Export Controls: Red Flags
- Contractual restrictions that destroy the Fundamental Research Exclusion:
- restrictions on the university’s right to publish or disseminate project results or information
- limitations on participation or access by non-U.S. Persons
- sponsor has prior approval rights over publication content (review is acceptable)
- Language in grant, contract, manufacturer, proposal or purchase documents that make specific reference to the International Traffic in Arms Regulations (ITAR) or Export Administration Regulations (EAR) (other than a general statement of compliance.
- When purchasing equipment vendor asks for "End User Certification" or similar signed statement that buyer will not export or allow foreign national access to equipment.
- Items or technical information produced for (or funded by) a defense, intelligence, or space related agency
- DoD, Army, Air Force, Navy, NSA, DHS, DARPA, IARPA, NASA or similar
- Research which involves:
- development of technology or equipment (may be for civilian use)

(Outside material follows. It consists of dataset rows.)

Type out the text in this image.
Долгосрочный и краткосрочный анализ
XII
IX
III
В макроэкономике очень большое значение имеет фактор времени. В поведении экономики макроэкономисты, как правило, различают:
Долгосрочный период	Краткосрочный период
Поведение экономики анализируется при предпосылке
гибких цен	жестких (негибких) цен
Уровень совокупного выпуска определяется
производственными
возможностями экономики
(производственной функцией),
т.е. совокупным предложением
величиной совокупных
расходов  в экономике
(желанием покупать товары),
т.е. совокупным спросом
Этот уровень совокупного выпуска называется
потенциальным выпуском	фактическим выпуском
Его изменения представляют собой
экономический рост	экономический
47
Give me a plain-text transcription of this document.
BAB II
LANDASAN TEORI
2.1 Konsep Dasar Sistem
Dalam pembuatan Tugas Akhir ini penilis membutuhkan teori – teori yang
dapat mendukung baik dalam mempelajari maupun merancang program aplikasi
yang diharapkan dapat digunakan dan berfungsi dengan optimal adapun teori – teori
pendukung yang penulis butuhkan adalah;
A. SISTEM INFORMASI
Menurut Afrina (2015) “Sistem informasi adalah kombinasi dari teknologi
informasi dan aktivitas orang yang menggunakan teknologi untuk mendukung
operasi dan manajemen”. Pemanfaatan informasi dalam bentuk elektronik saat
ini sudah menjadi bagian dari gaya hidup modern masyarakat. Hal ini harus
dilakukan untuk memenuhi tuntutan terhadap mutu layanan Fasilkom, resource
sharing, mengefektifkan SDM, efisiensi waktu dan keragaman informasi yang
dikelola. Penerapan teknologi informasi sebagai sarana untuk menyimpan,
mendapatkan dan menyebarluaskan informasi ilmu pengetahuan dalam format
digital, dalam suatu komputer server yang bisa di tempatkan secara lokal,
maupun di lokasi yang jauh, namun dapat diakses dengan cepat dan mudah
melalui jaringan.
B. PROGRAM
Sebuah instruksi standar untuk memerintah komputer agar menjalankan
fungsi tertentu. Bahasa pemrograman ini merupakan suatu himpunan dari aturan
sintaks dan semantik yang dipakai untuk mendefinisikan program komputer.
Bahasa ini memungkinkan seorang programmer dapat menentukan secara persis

- defense, satellite, or space applications
- encryption technology
- biological or chemical threat agents and related medical remediation and diagnostics
- receipt of proprietary information from a sponsor
- Shipping or carrying controlled technology, equipment, or data overseas
- International collaborations where controlled data is shared
- Involvement with persons or entities from an embargoed or sanctioned country (Cuba, Iran, North Korea, North Sudan and Syria, others see OFAC Sanctions Programs)
- Unsolicited requests by foreign nationals to visit high technology facilities
Please contact the Export Control Manager for a personal consultation if any of the above conditions apply (firstname.lastname@example.org). Even if there are no foreign nationals working directly on a project with export controls, a Technology Control Plan may need to be developed to protect controlled technology or data from unauthorized access (for example in an open-lab situation).